|Hayward City Council chambers. Which two of the seven candidates will take a seat at the dais this summer?|
MAIN BEEF The main objects of contention in this race mimics the mayoral race. In fact, absolutely no distinction can be draw between the two other than the appearance of two union candidates in this council race, whereas, none exist in the mayoral campaign. Billboards and mailers sent by SEIU Local 1021 ask voters to help “Heal the Heart of Hayward.” The choice here is whether traditionally labor-friendly Hayward voters were significantly embarrassed by the City Council’s swift anti-worker move to warrant the addition of two union-backed members to the council of seven or not
QUOTABLE “I’ve come from the freeway to get to D Street and taken my life into my hand,” Lamnin said of the Hayward Loop.

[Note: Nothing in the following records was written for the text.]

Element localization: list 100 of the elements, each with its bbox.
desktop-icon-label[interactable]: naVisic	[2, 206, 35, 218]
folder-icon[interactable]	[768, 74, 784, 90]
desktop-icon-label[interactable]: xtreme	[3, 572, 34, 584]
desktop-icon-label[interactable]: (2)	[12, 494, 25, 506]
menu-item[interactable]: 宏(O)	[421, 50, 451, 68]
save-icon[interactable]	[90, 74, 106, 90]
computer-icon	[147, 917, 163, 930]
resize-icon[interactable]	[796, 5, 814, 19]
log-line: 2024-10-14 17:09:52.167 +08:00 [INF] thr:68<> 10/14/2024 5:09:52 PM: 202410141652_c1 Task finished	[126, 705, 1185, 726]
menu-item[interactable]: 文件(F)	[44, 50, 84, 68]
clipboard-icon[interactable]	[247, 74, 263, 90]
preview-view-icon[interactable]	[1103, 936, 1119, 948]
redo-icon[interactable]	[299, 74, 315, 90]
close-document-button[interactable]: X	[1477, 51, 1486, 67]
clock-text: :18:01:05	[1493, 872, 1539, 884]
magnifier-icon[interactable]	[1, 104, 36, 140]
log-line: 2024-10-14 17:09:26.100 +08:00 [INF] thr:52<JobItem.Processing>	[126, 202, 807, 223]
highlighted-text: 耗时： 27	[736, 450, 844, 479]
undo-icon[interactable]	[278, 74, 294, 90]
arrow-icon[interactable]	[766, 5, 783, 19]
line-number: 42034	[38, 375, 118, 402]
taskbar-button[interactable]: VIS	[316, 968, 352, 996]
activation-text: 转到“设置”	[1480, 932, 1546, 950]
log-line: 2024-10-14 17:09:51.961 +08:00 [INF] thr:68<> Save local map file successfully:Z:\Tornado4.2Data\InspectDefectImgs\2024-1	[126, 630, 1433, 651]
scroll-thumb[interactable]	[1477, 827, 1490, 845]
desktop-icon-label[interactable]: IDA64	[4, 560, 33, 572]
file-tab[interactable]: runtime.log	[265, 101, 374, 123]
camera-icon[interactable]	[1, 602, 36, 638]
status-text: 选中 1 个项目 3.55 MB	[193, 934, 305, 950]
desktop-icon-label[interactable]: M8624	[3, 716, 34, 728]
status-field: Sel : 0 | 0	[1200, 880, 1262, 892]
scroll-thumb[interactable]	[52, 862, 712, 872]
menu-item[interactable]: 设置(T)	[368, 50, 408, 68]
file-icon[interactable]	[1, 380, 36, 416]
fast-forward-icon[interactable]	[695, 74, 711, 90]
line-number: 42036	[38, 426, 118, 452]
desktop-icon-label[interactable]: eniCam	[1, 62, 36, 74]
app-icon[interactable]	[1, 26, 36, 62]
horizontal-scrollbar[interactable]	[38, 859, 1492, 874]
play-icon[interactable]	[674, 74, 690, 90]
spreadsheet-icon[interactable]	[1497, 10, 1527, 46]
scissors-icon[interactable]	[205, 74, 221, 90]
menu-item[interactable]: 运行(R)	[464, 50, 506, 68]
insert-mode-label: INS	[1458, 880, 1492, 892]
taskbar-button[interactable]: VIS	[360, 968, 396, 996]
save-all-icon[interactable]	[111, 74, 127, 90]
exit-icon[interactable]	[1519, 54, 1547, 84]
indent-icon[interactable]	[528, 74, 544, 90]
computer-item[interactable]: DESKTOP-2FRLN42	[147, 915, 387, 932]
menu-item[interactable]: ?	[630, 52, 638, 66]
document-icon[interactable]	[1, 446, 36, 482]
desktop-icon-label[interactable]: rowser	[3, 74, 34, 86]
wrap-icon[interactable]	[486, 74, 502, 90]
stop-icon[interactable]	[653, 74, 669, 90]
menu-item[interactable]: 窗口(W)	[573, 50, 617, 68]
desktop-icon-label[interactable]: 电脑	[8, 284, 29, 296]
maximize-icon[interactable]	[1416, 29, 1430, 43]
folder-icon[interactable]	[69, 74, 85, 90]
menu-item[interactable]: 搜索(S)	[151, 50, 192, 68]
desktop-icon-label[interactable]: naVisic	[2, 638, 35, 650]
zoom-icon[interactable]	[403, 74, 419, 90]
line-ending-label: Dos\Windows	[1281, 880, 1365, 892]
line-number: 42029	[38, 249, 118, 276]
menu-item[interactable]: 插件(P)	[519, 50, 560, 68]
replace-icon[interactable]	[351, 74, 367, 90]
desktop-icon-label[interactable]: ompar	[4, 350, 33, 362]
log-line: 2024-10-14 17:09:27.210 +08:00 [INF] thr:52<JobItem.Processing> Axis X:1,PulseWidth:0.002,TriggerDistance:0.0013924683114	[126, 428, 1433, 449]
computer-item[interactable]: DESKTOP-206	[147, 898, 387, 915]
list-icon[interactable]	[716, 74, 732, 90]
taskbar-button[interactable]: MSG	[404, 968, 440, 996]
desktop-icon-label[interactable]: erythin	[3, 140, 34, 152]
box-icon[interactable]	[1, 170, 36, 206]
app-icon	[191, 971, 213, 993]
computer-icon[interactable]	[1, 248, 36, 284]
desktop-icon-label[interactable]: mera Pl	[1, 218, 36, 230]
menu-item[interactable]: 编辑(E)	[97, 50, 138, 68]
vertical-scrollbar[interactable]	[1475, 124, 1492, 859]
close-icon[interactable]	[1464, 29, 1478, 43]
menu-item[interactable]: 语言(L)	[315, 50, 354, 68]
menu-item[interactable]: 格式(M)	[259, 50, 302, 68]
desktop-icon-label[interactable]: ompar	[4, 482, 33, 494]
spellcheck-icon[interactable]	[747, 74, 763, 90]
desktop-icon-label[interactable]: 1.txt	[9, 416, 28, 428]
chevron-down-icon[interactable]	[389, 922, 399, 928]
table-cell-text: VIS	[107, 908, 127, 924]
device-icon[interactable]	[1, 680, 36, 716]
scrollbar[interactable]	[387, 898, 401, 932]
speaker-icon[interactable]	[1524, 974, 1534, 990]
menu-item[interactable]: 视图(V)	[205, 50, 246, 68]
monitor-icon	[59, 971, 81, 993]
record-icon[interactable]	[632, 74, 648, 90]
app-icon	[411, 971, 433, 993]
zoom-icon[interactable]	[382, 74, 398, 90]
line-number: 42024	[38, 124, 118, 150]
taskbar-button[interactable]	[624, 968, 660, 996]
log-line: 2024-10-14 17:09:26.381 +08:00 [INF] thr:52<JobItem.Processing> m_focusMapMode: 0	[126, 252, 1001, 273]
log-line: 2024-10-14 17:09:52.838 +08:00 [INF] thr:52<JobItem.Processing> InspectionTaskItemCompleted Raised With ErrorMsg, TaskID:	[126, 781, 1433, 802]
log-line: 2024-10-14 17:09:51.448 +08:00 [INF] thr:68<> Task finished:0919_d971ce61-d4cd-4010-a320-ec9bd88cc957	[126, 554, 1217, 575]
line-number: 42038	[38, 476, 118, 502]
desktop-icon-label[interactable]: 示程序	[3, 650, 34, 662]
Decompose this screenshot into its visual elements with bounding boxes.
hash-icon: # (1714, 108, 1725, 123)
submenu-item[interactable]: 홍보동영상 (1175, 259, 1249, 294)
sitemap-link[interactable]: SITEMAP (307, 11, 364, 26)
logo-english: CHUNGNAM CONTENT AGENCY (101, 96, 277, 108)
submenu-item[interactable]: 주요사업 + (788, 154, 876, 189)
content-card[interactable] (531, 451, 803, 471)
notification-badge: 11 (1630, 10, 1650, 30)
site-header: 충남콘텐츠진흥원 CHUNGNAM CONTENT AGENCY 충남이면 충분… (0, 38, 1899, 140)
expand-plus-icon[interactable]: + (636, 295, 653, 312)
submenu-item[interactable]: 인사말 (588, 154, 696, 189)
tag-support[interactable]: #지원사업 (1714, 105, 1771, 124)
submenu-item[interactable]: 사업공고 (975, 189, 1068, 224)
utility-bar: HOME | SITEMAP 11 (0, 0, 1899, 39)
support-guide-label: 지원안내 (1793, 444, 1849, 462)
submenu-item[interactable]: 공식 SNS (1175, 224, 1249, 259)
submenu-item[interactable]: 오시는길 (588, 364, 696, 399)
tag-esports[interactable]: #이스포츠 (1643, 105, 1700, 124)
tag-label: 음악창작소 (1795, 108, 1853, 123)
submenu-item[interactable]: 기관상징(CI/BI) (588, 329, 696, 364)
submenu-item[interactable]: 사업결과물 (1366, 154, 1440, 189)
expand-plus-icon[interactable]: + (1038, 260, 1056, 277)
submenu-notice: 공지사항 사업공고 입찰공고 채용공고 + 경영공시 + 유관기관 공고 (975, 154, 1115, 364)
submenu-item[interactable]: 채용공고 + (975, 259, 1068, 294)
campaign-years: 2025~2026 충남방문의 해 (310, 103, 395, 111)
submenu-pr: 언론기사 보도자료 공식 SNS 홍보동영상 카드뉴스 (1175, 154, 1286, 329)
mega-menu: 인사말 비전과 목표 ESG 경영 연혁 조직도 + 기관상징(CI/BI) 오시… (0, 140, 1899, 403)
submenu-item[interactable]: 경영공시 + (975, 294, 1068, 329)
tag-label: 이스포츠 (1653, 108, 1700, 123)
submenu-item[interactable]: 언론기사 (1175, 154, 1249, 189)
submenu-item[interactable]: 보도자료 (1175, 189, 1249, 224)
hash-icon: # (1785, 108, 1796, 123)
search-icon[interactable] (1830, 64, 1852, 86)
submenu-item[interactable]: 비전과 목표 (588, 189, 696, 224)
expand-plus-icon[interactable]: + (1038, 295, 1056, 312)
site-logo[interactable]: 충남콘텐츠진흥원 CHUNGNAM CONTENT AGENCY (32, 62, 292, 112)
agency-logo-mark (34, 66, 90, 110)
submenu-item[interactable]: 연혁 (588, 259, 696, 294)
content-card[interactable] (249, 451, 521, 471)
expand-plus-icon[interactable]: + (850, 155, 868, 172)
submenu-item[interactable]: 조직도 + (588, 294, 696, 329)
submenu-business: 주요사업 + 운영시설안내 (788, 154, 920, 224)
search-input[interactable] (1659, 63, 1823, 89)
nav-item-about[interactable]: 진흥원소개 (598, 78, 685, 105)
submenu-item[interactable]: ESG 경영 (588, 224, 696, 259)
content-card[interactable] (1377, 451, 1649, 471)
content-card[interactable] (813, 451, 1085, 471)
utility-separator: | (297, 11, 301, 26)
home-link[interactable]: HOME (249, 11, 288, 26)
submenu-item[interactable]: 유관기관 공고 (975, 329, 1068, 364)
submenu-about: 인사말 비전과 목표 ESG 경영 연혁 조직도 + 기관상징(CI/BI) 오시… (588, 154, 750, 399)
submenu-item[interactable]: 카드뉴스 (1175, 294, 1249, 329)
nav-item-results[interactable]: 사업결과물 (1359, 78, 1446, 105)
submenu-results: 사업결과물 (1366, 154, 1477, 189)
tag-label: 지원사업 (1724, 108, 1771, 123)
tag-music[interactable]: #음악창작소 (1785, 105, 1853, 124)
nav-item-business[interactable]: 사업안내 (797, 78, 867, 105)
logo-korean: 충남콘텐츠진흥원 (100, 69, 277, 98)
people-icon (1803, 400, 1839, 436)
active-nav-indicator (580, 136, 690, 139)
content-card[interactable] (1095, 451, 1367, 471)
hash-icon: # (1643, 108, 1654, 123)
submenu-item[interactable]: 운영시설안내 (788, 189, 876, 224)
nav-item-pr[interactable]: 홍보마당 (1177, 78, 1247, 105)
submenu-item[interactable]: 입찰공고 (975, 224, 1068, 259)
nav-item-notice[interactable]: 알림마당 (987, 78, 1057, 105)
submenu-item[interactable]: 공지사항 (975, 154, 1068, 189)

BY THE NUMBERS Voter Registration: Democratic 59.0%; No Party Preference 19.2%; Republicans 12.2%.
2010 Election Results: *Peixoto 29.5%; *Mark Salinas 25.6%; Sara Lamnin 20.6%; Ralph Farias, Jr. 9.7%; Steve Oiwa 7.3%; Lawrence Fitzpatrick 6.8%.
PREDICTED ORDER OF FINISH 1. Fernandez 2. Peixoto 3. Lamnin 4. McKillop 5. Loche 6. Farias 7. Gallegos.
AFTERMATH Labor and management will need to pause and reexamine the new political landscape when it comes to the composition of the new Hayward City Council. Even if Fernandez and Lamnin win seats, the anti-worker bloc will still hold a comfortable 5-2 majority. However, the message will have been sent to incumbents in the future that a similar stance against public employees will result in you being run out of office. Rhetoric between the union and the city needs to be quelled, so here’s a proposal: If Halliday or Zermeno becomes mayor and either Fernandez or Lamnin fail to win a seat on the council, how about appointing one of them to fill out the remaining two years of the mayor-elect’s term? The council’s new math will not change the city’s stance against workers and it’s an olive branch to labor that says, “How about we start working together?”